Read PFC-JSONL compressed log files directly in DuckDB with block-level timestamp filtering
Installing and Loading
INSTALL pfc FROM community;
LOAD pfc;
Example
INSTALL pfc FROM community;
LOAD pfc;
LOAD json;
-- Read a compressed PFC-JSONL log file
SELECT
line->>'$.level' AS level,
line->>'$.message' AS message
FROM read_pfc_jsonl('/path/to/events.pfc')
LIMIT 10;
-- Block-level timestamp filter: only decompress relevant blocks
SELECT count(*) FROM read_pfc_jsonl(
'/path/to/events.pfc',
ts_from = epoch(TIMESTAMPTZ '2026-01-01 00:00:00+00'),
ts_to = epoch(TIMESTAMPTZ '2026-01-02 00:00:00+00')
);
About pfc
The pfc extension lets you query PFC-JSONL compressed log files directly in DuckDB — no decompression step, no intermediate files.
Why PFC-JSONL?
PFC-JSONL achieves better compression than gzip and zstd on real structured
log data by combining BWT + rANS entropy coding tuned for repetitive JSONL patterns.
On top of superior compression, every .pfc file supports random block access —
only the blocks you need are ever decompressed.
Ratios measured on realistic JSONL log data (8 services, mixed log levels):
| Compressor | Compression ratio | vs PFC-JSONL |
|---|---|---|
| gzip | ~12 % | 25 % larger |
| zstd | ~14 % | 37 % larger |
| PFC-JSONL | ~9 % | — |
Key Features
-
Block-level timestamp filtering via
ts_from/ts_toparameters. Entire blocks outside the requested time window are skipped before decompression. A 1-hour query on a 30-day file with hourly blocks reads ~1/720 of the data (~720× speedup). -
No account, no signup, no limits. Free for personal and open-source use. Commercial use requires a license — see ImpossibleForge/pfc-jsonl.
-
Simple API: one column
line VARCHARper row (raw JSON string). Combine with DuckDB's built-injsonextension for field extraction and analytics. -
Linux and macOS only. Windows users: use WSL2.
Requirements
The extension calls the PFC-JSONL binary (v3.4+) for block decompression. Install once:
curl -L https://github.com/ImpossibleForge/pfc-jsonl/releases/latest/download/pfc_jsonl-linux-x64 -o /usr/local/bin/pfc_jsonl && chmod +x /usr/local/bin/pfc_jsonl
The binary is expected at /usr/local/bin/pfc_jsonl.

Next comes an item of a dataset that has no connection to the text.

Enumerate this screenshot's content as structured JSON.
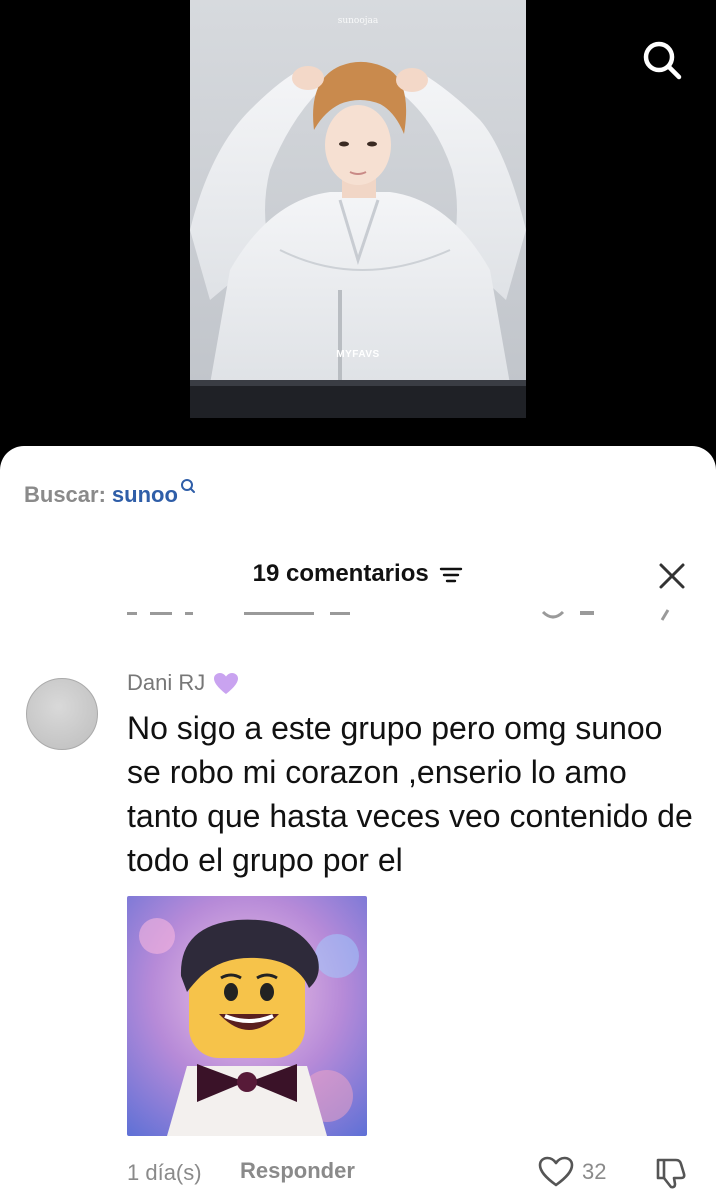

Override with the PFC_JSONL_BINARY environment variable.
File Format
Each .pfc file must have a companion .pfc.bidx binary block index,
written automatically by PFC-JSONL v3.4+:
pfc_jsonl compress input.jsonl output.pfc
# Produces: output.pfc + output.pfc.bidx
Analytics Example
LOAD pfc;
LOAD json;
-- Error rate per hour for a specific day
SELECT
strftime(to_timestamp((line->>'$.ts')::BIGINT), '%H:00') AS hour,
count(*) FILTER (WHERE line->>'$.level' = 'ERROR') AS errors,
count(*) AS total
FROM read_pfc_jsonl(
'/var/log/api.pfc',
ts_from = epoch(TIMESTAMPTZ '2026-03-15 00:00:00+00'),
ts_to = epoch(TIMESTAMPTZ '2026-03-16 00:00:00+00')
)
GROUP BY hour
ORDER BY hour;
Added Functions
| function_name | function_type | description | comment | examples |
|---|---|---|---|---|
| read_pfc_jsonl | table | NULL | NULL |
Overloaded Functions
This extension does not add any function overloads.
Added Types
This extension does not add any types.
Added Settings
This extension does not add any settings.